Mais j’ai aussi parlé de régression .
            Un père et deux fils : trio par conséquent explicitement familial, dont les liens identitaires, dans l’intrigue, sont tout sauf anodins. Qu’est-ce qui, en effet, ramène le fils prodigue à la loi ? Les liens du sang. Bobby devient traître (aux pourris qui l’ont accueilli), puis endosse l’uniforme de policier, parce que sa famille est menacée, parce que son frère a été attaqué et laissé pour mort, parce que son père (le Commandeur, plus statue qu’homme, nous l’avons dit) est liquidé par la mafia russe.
 
            Alors le fils revient au bercail de la loi. Il faut donc le sang, les liens du sang, pour que la loi redevienne désirable. Vendetta, « sens de l’honneur », héritage moral, on est en plein archaïsme.
 
            En tout cas, la loi ( = tout ce qui fait vivre les hommes ensemble) n’en sort pas grandie. Elle n’est pas montrée comme positivité, dans ce qu’elle permet, dans ce qu’elle préserve, mais comme bouclier, jusque là écarté, récusé, de la famille mise à mal, dernier recours des réflexes patriarcaux. Don Diègue passe le témoin au fiston. « Va, cours, vole et nous venge ».
             Avant que son clan ne soit entraîné dans la spirale de la violence, il est clair que Bobby était, dans la dépravation, comme un poisson dans l’eau, avec promotion en vue pour les services rendus à la cause du vice. Il connaissait, dans sa boîte infâme, la chaude intensité (toujours elle), la réussite financière (professionnelle !) et même l’amour fou. Passons sur l’invraisemblance patente de certains ingrédients …
 
            Là aussi, c’est le vieux schéma. Je répète : avoir recours aux affects les plus basiques pour rendre un peu de lustre à la loi, ce n’est pas faire une grande avancée dans la réflexion éthique. Et justement parce qu’il y a abondance de films dans la partie, on doit moins hésiter à y aller à la loupe et à formuler certaines attentes. Ceci dit, une fois encore, ça fonctionne, on ne s’ennuie pas !
 
            Je finirai sur quelques naïvetés.
 
D’abord, j’ai envie de demander si toute la mythologie qui tourne autour des affrontements gangsters/flics ne commence pas à dater ; s’il ne faudrait pas inventer d’autres terrains d’action, d’autres enjeux, un autre imaginaire moins facile, moins infantile à bien des égards. Est-elle si haute en couleur, la délinquance réelle ? Nos sociétés ne sont-elles vraiment peuplées que de voyous et de flics ? N’y a-t-il de courage et d’intensité que dans ces affrontements cuits et recuits, par ailleurs hautement fantaisistes ?   
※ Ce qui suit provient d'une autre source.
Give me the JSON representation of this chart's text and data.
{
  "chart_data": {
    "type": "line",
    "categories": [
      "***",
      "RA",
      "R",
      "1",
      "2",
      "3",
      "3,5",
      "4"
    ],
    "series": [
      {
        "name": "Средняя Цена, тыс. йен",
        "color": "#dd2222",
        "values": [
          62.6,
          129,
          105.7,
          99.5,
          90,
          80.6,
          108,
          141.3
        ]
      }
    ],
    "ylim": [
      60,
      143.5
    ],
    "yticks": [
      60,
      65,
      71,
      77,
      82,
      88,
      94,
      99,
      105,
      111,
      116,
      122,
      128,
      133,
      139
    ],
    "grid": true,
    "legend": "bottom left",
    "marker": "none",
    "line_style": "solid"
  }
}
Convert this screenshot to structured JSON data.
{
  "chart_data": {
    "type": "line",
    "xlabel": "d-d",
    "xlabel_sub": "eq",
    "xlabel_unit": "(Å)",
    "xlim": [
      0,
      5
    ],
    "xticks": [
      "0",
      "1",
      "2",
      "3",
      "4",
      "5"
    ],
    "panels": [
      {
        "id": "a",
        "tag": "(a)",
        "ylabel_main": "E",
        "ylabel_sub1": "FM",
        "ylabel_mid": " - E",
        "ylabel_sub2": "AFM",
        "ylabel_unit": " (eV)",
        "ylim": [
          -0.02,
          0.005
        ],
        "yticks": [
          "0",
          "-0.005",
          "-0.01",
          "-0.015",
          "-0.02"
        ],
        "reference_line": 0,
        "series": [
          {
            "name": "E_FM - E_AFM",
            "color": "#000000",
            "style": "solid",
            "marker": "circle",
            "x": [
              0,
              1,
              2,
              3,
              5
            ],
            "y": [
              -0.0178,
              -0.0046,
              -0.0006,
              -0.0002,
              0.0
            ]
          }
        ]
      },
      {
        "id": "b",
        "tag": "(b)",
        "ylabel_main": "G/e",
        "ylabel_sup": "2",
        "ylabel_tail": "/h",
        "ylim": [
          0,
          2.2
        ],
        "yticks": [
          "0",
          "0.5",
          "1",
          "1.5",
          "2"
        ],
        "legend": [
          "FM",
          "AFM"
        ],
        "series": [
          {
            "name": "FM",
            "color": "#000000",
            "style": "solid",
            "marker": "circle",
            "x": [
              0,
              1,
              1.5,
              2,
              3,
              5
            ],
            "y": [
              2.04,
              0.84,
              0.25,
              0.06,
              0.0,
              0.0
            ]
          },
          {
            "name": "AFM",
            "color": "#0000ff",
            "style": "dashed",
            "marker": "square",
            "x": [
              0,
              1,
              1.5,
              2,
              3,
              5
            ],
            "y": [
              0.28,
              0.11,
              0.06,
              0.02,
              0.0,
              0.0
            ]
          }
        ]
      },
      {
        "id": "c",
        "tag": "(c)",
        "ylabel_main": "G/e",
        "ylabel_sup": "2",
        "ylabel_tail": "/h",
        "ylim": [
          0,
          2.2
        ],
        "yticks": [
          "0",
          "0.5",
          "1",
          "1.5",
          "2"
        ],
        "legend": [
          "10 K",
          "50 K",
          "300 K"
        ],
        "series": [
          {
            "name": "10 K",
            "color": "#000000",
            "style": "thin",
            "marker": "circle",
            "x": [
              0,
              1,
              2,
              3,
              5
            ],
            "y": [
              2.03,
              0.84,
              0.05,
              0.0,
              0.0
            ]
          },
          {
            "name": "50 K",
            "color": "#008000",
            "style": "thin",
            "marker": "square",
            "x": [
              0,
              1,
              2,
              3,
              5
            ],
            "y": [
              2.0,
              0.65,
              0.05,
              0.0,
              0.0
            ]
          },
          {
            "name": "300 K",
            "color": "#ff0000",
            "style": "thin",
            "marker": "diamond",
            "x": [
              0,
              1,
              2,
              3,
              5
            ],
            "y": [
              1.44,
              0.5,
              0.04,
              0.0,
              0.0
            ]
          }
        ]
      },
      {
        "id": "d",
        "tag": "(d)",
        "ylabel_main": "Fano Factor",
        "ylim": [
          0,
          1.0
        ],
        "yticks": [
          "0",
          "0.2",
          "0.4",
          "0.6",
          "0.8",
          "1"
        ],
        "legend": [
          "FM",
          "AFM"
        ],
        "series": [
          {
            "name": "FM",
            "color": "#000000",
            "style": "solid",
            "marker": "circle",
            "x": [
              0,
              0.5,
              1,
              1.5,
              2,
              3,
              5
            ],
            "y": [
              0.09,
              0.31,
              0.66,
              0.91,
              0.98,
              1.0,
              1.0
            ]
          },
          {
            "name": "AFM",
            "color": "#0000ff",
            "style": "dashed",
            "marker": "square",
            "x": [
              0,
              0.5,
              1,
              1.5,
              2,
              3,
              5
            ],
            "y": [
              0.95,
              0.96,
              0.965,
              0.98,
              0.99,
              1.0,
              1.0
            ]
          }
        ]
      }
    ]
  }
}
            Moi, je vois des étudiants, des P.D.G., des magistrats, des patrons de presse, des politiciens, des animateurs de télé, des clochards, etc. etc.
 
            Fiction pour fiction, pourquoi ne pas concocter de riches et fracassantes intrigues dans ces milieux-là, avec ces personnages-là, dûment typifiés, magnifiés ? Mille dimensions à explorer. Toute une dramaturgie à renouveler. J’en ai l’eau à la bouche. Je pense (au hasard) à Norma Rae, Cadavres exquis, Ressources humaines, Le Couperet… Voilà ce qui doit se multiplier, en remisant un peu les poum-poum au placard.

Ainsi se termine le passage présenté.